Профессор. Совершенно справедливо. Скотиной. Стало быть, еще одна неприятная случайность. Словом, не повезло бедняге тонкому. А во втором случае? О, тут совсем другое дело! Тут ему, наоборот, повезло. Старинный товарищ как был, так и остался человеком добродушным, вовсе не склонным к чино­почитанию. Как говорится, живи да радуйся, а тонкий все равно пресмыкается – жалко и даже, я бы сказал, жадно. Не хочет от­казаться от пресмыкательства, хотя ему это прямо и дружески предлагают. Ведет себя как раб, привыкший к рабству, доро­жащий своим рабством, – настолько, значит, оно в него въелось, настолько стало его неотъемлемой частью. Как и он сам стал его, рабства, частью... Ну, скажи мне, пожалуйста: разве такой оборот дела, такой поворот сюжета не говорит о тогдашней действительности суровой, печальной, самой что ни на есть серь­езной правды? Обо всей действительности в целом, о порядке вещей, о состоянии душ, а не о каком-нибудь одном нехорошем начальнике, – вот потому-то и куда более серьезной, чем это было в первом наброске рассказа, появившегося в журнале «Ос­колки».

ВАША КАРТА БИТА, ГОСПОДИН ЧИЧИКОВ!

Кажется, наш Гена все тверже становится на путь доброде­тели: не только читает, но и перечитывает. В прошлый раз заявился, перечитав рассказы Чехова, теперь заново взялся за Гоголя. Молодец! А то, что при этом у него возникают немного «не те» мысли, так это еще и лучше. Разве иначе у нас находились бы поводы для столь неотложных путеше­ствий?

Профессор(продолжая разговор, к началу которого мы опоздали). ...Значит, и «Ревизора», да еще и «Мертвые ду­ши»? Прекрасно. И даже, знаешь ли, завидно. Я всякий раз, когда перечитываю великую книгу, непременно обнаруживаю в ней что-то новое для себя. Даже сам удивляешься: как же я этого раньше не замечал?

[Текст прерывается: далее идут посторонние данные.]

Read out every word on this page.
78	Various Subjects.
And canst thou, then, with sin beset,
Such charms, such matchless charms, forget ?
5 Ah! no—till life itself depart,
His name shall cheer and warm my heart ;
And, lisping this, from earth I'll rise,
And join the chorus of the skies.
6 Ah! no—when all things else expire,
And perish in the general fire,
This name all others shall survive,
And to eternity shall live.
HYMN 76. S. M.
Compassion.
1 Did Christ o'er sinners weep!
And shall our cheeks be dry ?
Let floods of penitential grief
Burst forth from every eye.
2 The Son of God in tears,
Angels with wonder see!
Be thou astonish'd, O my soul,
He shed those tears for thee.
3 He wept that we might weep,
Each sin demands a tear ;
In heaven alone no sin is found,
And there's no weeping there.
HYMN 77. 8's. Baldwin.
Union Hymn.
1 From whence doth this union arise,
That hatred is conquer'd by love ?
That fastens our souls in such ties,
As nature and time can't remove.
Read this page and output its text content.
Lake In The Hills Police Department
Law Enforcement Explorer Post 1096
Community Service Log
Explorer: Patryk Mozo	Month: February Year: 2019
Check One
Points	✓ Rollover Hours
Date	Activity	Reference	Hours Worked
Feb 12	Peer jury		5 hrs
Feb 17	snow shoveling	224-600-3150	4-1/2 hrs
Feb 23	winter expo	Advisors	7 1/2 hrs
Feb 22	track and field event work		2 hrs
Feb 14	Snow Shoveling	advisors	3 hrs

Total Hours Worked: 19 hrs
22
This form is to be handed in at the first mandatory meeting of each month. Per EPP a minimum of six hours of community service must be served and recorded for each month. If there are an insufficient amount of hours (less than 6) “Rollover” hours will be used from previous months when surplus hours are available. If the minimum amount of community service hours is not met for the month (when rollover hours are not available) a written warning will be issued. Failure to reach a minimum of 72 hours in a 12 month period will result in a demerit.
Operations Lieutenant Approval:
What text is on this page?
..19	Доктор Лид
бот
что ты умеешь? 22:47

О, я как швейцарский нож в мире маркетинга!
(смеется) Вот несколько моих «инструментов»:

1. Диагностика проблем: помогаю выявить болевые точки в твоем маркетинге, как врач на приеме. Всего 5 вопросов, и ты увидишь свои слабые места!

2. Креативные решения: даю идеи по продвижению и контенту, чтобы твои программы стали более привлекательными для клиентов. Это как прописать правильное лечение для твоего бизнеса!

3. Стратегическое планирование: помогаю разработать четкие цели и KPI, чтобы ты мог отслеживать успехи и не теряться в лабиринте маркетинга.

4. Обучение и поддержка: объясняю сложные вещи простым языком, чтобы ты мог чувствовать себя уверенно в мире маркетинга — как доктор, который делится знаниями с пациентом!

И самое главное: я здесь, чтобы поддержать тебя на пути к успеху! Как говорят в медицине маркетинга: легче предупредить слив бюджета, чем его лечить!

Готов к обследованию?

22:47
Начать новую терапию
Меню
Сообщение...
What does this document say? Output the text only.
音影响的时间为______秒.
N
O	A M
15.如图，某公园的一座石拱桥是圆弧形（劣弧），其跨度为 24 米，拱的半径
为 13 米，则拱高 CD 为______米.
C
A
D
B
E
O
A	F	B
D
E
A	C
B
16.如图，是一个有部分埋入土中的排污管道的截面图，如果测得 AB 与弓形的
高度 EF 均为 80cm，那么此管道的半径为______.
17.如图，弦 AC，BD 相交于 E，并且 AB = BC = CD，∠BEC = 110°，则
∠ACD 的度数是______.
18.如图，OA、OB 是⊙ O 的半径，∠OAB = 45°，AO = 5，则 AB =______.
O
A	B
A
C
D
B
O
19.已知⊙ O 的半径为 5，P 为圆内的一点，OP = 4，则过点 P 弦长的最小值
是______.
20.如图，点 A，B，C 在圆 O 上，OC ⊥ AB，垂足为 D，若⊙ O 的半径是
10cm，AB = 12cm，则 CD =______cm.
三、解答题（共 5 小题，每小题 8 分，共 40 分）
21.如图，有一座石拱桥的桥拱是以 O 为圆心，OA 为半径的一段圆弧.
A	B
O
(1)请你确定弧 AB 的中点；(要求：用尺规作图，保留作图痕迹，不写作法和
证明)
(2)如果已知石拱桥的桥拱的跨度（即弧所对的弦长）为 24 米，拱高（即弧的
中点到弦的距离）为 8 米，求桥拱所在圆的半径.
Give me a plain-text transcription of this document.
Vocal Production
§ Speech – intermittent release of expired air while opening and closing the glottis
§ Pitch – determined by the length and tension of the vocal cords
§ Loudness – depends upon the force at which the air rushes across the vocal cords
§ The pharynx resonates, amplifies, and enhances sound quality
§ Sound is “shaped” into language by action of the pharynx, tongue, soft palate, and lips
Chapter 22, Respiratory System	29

Гена. Точно! И у меня так!

Профессор. В самом деле? Ну, рассказывай, рассказы­вай, как тебе показалась новая встреча? Что обнаружил на этот раз?

Хоть мы его и не видим, но можно догадаться, что он сей­час потирает руки: с такой, значит, жадностью предвкушает рассказ Гены.

Гена. Обнаружил-то? Да вот перечитал «Ревизора» и по­думал: ну как же я раньше не видел, что Гоголь его неправиль­но написал?

Профессор. Что-что?

А сейчас, кажется, он не только бросил потирать руки, но схватился этими самыми руками за голову.

Гена(с этой его дипломатической оговоркой мы уже знакомы). Да нет, я ничего плохого сказать не хочу. Здорово написано. Но только... Вот вы сами подумайте: а что если бы Гоголь не открывал нам с самого начала, что Хлестаков вовсе никакой не ревизор? Пусть бы это только в конце выяснилось. Ведь тогда же не только для всех этих чиновников, но и для нас бы загадка была. Тайна. Вот уж мы бы голову поломали – прямо как в настоящем детективе!

Профессор(понемногу приходя в себя). Ах, вот чего тебе захотелось – детектива!

Гена. А что?.. Да, между прочим, Архип Архипыч: а он, детектив то есть, уже был в те времена?

Профессор. Мм... Да нет, в таком виде, в каком он существует сейчас, не было.

Гена. Так я и знал, что его потом изобрели! Ну, тогда все ясно. Если бы детектив был, уж конечно, Гоголь бы им воспользовался. Тем более и в «Мертвых душах» тоже...

Профессор. Как? Неужели, Гена, и они тебе не угодили?

Гена. Почему это не угодили? Наоборот! И вообще, что это вы из меня какого-то дурачка делаете? По-вашему, я не пони­маю, что Гоголь все равно в тысячу раз лучше всякого Конан Дойла? Просто и тут ведь здорово можно было завернуть! Пред­ставляете, если б мы и про Чичикова тоже все время думали: а вдруг он эти самые мертвые души у помещиков только для виду скупает, а сам...

Профессор. А сам шпион! Или пуще того – рези­дент!

Гена(обиженно). Зря смеетесь! Если хотите знать, это даже несовременно с вашей стороны.

А теперь вдруг обиделся Архип Архипович: ничто не спо­собно так задеть пожилого человека, как упрек в том, что он несовременен.

Профессор. Даже так?

Гена. А вы как думали? (Дальнейший его нравоучитель­ный тон заставляет предположить, что говорит он не совсем свои слова.) Потому что детектив – это самое современное искусство. Конечно, может, по сложности это не Гоголь или Достоевский – ну и что? В наше время, когда на нас на всех столько всякой информации обрушивается, надо уметь всякие эти лишние слож­ности отбрасывать, а в детективе главное – логика мысли. (До­говорил и словно скинул с плеч чужой груз.) Вот!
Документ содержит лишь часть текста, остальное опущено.